Not only is there a tendency for Wilber to ignore or misread collective injunctions for spiritual development, he also fails to discuss the collective validation of the subsequent experiences that flow from practicing those instructions. Validation of the mystical experience by the Eye of Spirit is a collective as well as a private affair. Because he sees all teachings in this area as basically concerning the interior of the individual, he sees all validation as needing to come from another, a master, guru, or roshi, someone who has attained an appropriate level of consciousness to confirm or deny the experience. I have no argument with teachers confirming or denying experiences, but it is not true that all validation of spiritual attainment comes from this source. Does not the sangha, the spiritual community, itself play a central role in testing the experience or otherwise of its members. And isn't the spiritual community in its realist sense "the myriad things" that make up this mysterious world in which we live. Isn't there a case for saying that the presence of the One in the Many confirms the reality of an individual's awareness through the reality testing of family and sangha life, political and insitutional life and finally through our treatment of the many beings with which we share this small planet.

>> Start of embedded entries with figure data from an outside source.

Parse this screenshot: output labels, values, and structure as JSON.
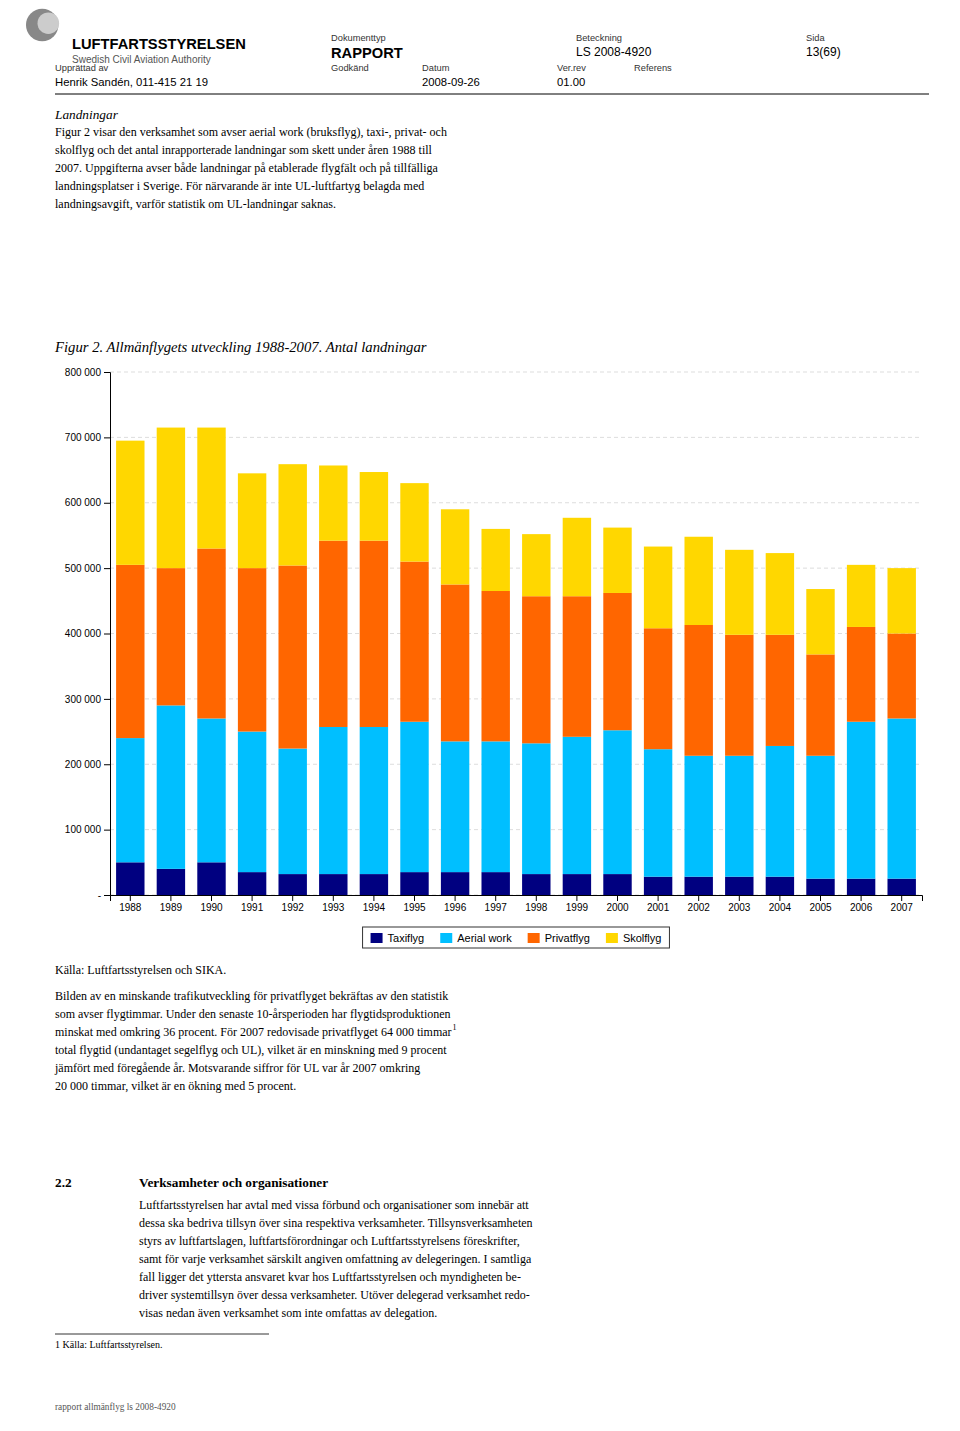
{
  "chart_data": {
    "type": "bar",
    "stacked": true,
    "title": "Figur 2. Allmänflygets utveckling 1988-2007. Antal landningar",
    "categories": [
      "1988",
      "1989",
      "1990",
      "1991",
      "1992",
      "1993",
      "1994",
      "1995",
      "1996",
      "1997",
      "1998",
      "1999",
      "2000",
      "2001",
      "2002",
      "2003",
      "2004",
      "2005",
      "2006",
      "2007"
    ],
    "series": [
      {
        "name": "Taxiflyg",
        "color": "#000080",
        "values": [
          50000,
          40000,
          50000,
          35000,
          32000,
          32000,
          32000,
          35000,
          35000,
          35000,
          32000,
          32000,
          32000,
          28000,
          28000,
          28000,
          28000,
          25000,
          25000,
          25000
        ]
      },
      {
        "name": "Aerial work",
        "color": "#00BFFF",
        "values": [
          190000,
          250000,
          220000,
          215000,
          192000,
          225000,
          225000,
          230000,
          200000,
          200000,
          200000,
          210000,
          220000,
          195000,
          185000,
          185000,
          200000,
          188000,
          240000,
          245000
        ]
      },
      {
        "name": "Privatflyg",
        "color": "#FF6600",
        "values": [
          265000,
          210000,
          260000,
          250000,
          280000,
          285000,
          285000,
          245000,
          240000,
          230000,
          225000,
          215000,
          210000,
          185000,
          200000,
          185000,
          170000,
          155000,
          145000,
          130000
        ]
      },
      {
        "name": "Skolflyg",
        "color": "#FFD700",
        "values": [
          190000,
          215000,
          185000,
          145000,
          155000,
          115000,
          105000,
          120000,
          115000,
          95000,
          95000,
          120000,
          100000,
          125000,
          135000,
          130000,
          125000,
          100000,
          95000,
          100000
        ]
      }
    ],
    "ylim": [
      0,
      800000
    ],
    "yticks": [
      {
        "value": 0,
        "label": "-"
      },
      {
        "value": 100000,
        "label": "100 000"
      },
      {
        "value": 200000,
        "label": "200 000"
      },
      {
        "value": 300000,
        "label": "300 000"
      },
      {
        "value": 400000,
        "label": "400 000"
      },
      {
        "value": 500000,
        "label": "500 000"
      },
      {
        "value": 600000,
        "label": "600 000"
      },
      {
        "value": 700000,
        "label": "700 000"
      },
      {
        "value": 800000,
        "label": "800 000"
      }
    ],
    "grid": true,
    "legend": "bottom"
  },
  "page": {
    "background_color": "#FFFFFF",
    "header": {
      "org_name": "LUFTFARTSSTYRELSEN",
      "org_sub": "Swedish Civil Aviation Authority",
      "doc_type_label": "Dokumenttyp",
      "doc_type_value": "RAPPORT",
      "beteckning_label": "Beteckning",
      "beteckning_value": "LS 2008-4920",
      "sida_label": "Sida",
      "sida_value": "13(69)",
      "upprattad_label": "Upprättad av",
      "upprattad_value": "Henrik Sandén, 011-415 21 19",
      "godkand_label": "Godkänd",
      "datum_label": "Datum",
      "datum_value": "2008-09-26",
      "verrev_label": "Ver.rev",
      "verrev_value": "01.00",
      "referens_label": "Referens"
    },
    "body_title": "Landningar",
    "body_text1": "Figur 2 visar den verksamhet som avser aerial work (bruksflyg), taxi-, privat- och\nskolflyg och det antal inrapporterade landningar som skett under åren 1988 till\n2007. Uppgifterna avser både landningar på etablerade flygfält och på tillfälliga\nlandningsplatser i Sverige. För närvarande är inte UL-luftfartyg belagda med\nlandningsavgift, varför statistik om UL-landningar saknas.",
    "source_text": "Källa: Luftfartsstyrelsen och SIKA.",
    "body_text2": "Bilden av en minskande trafikutveckling för privatflyget bekräftas av den statistik\nsom avser flygtimmar. Under den senaste 10-årsperioden har flygtidsproduktionen\nminskat med omkring 36 procent. För 2007 redovisade privatflyget 64 000 timmar\ntotal flygtid (undantaget segelflyg och UL), vilket är en minskning med 9 procent\njämfört med föregående år. Motsvarande siffror för UL var år 2007 omkring\n20 000 timmar, vilket är en ökning med 5 procent.",
    "footnote_marker": "1",
    "section_num": "2.2",
    "section_title": "Verksamheter och organisationer",
    "section_text": "Luftfartsstyrelsen har avtal med vissa förbund och organisationer som innebär att\ndessa ska bedriva tillsyn över sina respektiva verksamheter. Tillsynsverksamheten\nstyrs av luftfartslagen, luftfartsförordningar och Luftfartsstyrelsens föreskrifter,\nsamt för varje verksamhet särskilt angiven omfattning av delegeringen. I samtliga\nfall ligger det yttersta ansvaret kvar hos Luftfartsstyrelsen och myndigheten be-\ndriver systemtillsyn över dessa verksamheter. Utöver delegerad verksamhet redo-\nvisas nedan även verksamhet som inte omfattas av delegation.",
    "footnote": "1 Källa: Luftfartsstyrelsen.",
    "footer_text": "rapport allmänflyg ls 2008-4920"
  }
}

The emphasis for Wilber is on the master/teacher as authenticator and not on the sangha, the spiritual community, as the source of verification. "By their fruits you shall know them", and these words are not directed at the teachers and masters, but at the common followers who will recognise the true spiritual figures amongst them not by their pronouncements about "Spirit is like this" or "Your true nature is like that", but ultimately by how they treat the children of our community, how they live in regard to the marginalised, and how they challenge those social structures that harm us and that limit our ability to recognise the sacred within us and among us.

In Conclusion

Finally, I would like to make the point that these critiques of Ken Wilber's Integral Philosophy are really "pimples on a pumpkin" in that they are minor compared to the great span of his ideas. They are minor but quite pivotal criticisms in that a lot hangs on them. Real balance in spiritual practice is so important. I feel that these problems in Wilber's writings are partly errors of omission due to lack of time to fill out the details, but also partly systematic errors that rise out of an anachronistic bias to individualist perspectives. The lack of a social extrapolation to several parts of his current four-quadrants model is quite understandable given that those four quadrants are expected to cover the entire range of all human cultural knowledge. Nonetheless, I feel that if these gaps are plugged with some elements of the above arguments, then the whole Wilberian thing will have that bit more explanatory power. It will make just that bit more sense. It already makes a hell of a lot of sense to me, but then every bit counts.